Vast sums of money were spent on what the English poet, Sir Edwin Arnold, described as, “not a piece of architecture, as other buildings are, but the proud passions of an emperor’s love wrought in living stones.”
The Taj Mahal in Agra, India, is the culmination of a love story that has enthralled millions since it was built in the middle of the 17th century by Shah Jahan to house the remains of his beloved Mumtaz Mahal. Like all great love stories that have ever fuelled our notions of romantic love, this one is also wrapped in legend. It is said that Shah Jahan locked himself in his rooms and refused to eat for eight days after his great love passed away, and when he eventually emerged from his room, his once black beard was completely white.
Soon after her death he started the ambitious building project that is a great deal more than just a mausoleum – it has become a symbol of love and is viewed by many as the pinnacle of Mughal architecture and artistic expression. The Makrana marble, used for the mausoleum, was mined close to the city of Jodhpur in Rajasthan, and stands in sharp contrast with the red sandstone of the secondary buildings. The white marble domes seem to float weightlessly in space, and, depending on which time of the day you visit, the hues of the marble seem to be in constant flux, adding to the other-worldly beauty of the complex.
There is another love story that played itself out against the backdrop of this monument: one in which Rudyard Kipling’s words ring true when he described the Taj Mahal as “. . . the embodiment of all things pure, all things holy, and all things unhappy”.
In 1992, Diana, Princess of Wales, visited the Taj Mahal without her prince, who was attending a function in Delhi. With their marriage on the verge of collapse, Diana’s solitary visit to this famous monument to love, served as a poignant moment of irony. The Daily Express in England splashed the headline “Temple of Loneliness” across its pages with the now famous photographs of the people’s princess sitting all alone on a bench. As is the case when important dignitaries visit the Taj, it was closed to the public on that day, and the absence of laughing voices must have served to emphasise the desolation and melancholy Diana must have experienced in that moment.
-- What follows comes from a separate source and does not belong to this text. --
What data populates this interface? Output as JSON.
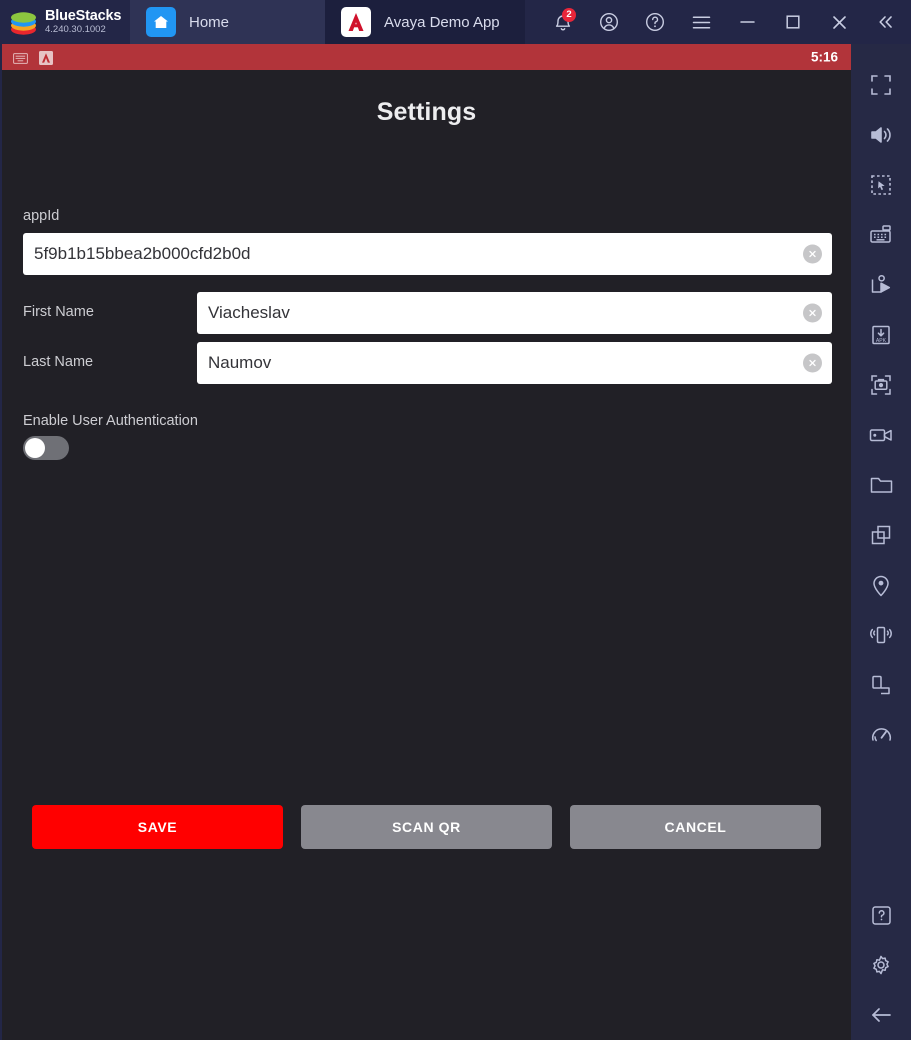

It was only when my guide was adamant in taking a picture of me on this, now famous, bench that I was reminded of this love story again. Diana’s bench has become another way of selling their great monument to the tourists thronging through the grounds each year. I had to wait a while before I could have my moment on the bench, and although it was not on my must-do list, it seemed to immensely please my guide, so I indulged him. Much later I realised that my picture was taken, not on the actual bench Diana sat on, but the one opposite from it. I guess no one really cares as, in all the tales we weave around great love stories the truth is often adjusted for added effect.
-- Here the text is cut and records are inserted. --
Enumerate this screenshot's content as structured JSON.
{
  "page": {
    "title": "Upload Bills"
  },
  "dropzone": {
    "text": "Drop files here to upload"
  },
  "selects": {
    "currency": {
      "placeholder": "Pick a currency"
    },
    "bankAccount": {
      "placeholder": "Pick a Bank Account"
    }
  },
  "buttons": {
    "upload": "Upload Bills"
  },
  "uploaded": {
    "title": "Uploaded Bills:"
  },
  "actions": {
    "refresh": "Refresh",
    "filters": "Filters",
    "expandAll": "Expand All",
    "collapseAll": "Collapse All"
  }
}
My visit fell on a Sunday, and I shared the space not only with tourists from all over the world, but many Indian families that came to pay homage to one of their great monuments. Despite the busy-ness of the place, there was a tranquillity that permeated the air. The gentle trickle of water and calls of green parrots gathering in the tall trees served as auditory reminders of beauty and life. Everywhere people struck the obligatory poses: “Taj in your palm” or “Taj dangling from your fingertips”. The three small Japanese women in colourful saris, looking as pretty as the pietre dura inlay work that brightens the interior that surrounds the tombs, when scuttling past us, struck a strange cultural image.
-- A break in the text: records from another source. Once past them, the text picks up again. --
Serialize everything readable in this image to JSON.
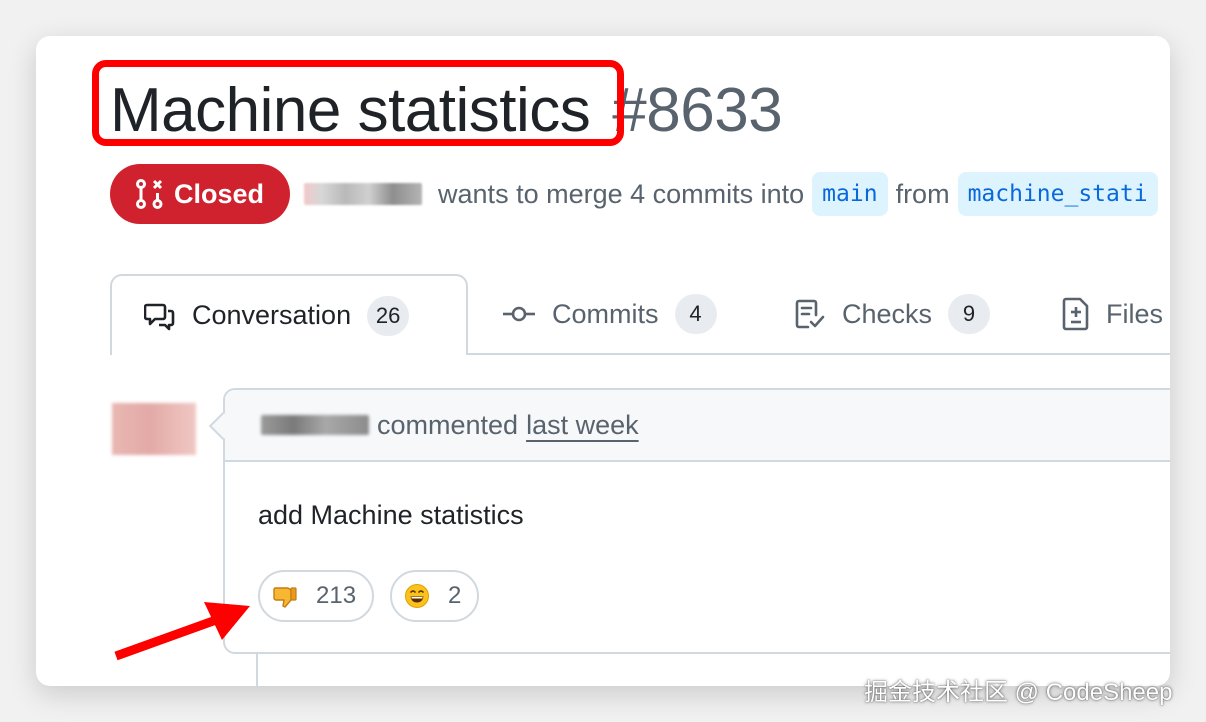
{
  "pr": {
    "title": "Machine statistics",
    "number": "#8633",
    "state": "Closed",
    "merge_text": "wants to merge 4 commits into",
    "base_branch": "main",
    "from_text": "from",
    "head_branch": "machine_stati"
  },
  "tabs": [
    {
      "label": "Conversation",
      "count": "26",
      "icon": "comment-discussion-icon"
    },
    {
      "label": "Commits",
      "count": "4",
      "icon": "commit-icon"
    },
    {
      "label": "Checks",
      "count": "9",
      "icon": "checklist-icon"
    },
    {
      "label": "Files",
      "icon": "file-diff-icon"
    }
  ],
  "comment": {
    "verb": "commented",
    "time": "last week",
    "body": "add Machine statistics",
    "reactions": [
      {
        "emoji": "thumbs-down",
        "count": "213"
      },
      {
        "emoji": "grinning-face",
        "count": "2"
      }
    ]
  },
  "colors": {
    "closed_badge": "#cf222e",
    "highlight_box": "#ff0000",
    "branch_text": "#0969da",
    "branch_bg": "#ddf4ff"
  },
  "watermark": "掘金技术社区 @ CodeSheep"
}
Following them, we entered this inner sanctum, and were reminded that photography is not allowed. A guard with an ear-piercing whistle tried his best to keep the swirling stream of visitors in check, and every time a trigger of flashes, brighter than the sparklers on a birthday cake, went off, short bursts of anger were whistled at the offenders. There is anonymity in the masses and the culprits were well protected from the wrath of the guard. Any stragglers were encouraged to “keep moving”, but before the pushing and shoving could become an ordeal, I once more felt the bright sunlight on my face.
The brief glimpses I got through the pierced marble screens that surround the cenotaphs revealed one big and one small one. The small one for Mumtaz Mahal is in the exact centre of the building, while the bigger one for Shah Jahan is slightly off-centre, and the only thing that breaks the perfect symmetry that rules the whole complex, as it was an addition that was never planned for while building the Taj. The actual tombs of the two lovers, united in death, lie directly below the cenotaphs in a crypt that is not open to the public.
It is only on a Friday that an awkward silence descends upon the Taj Mahal. It is a day that is designated for cleaning, while Muslim worshippers attend the mosque for Friday prayers. Great care is taken to preserve this architectural Ode to Love, on the banks of the Yamuna River that silently plays witness to the passing of the seasons. Perhaps one can on those magical full moon nights, when the Taj opens its doors briefly for a night visit, imagine a time long, long ago when the mighty Mughals ruled this part of India.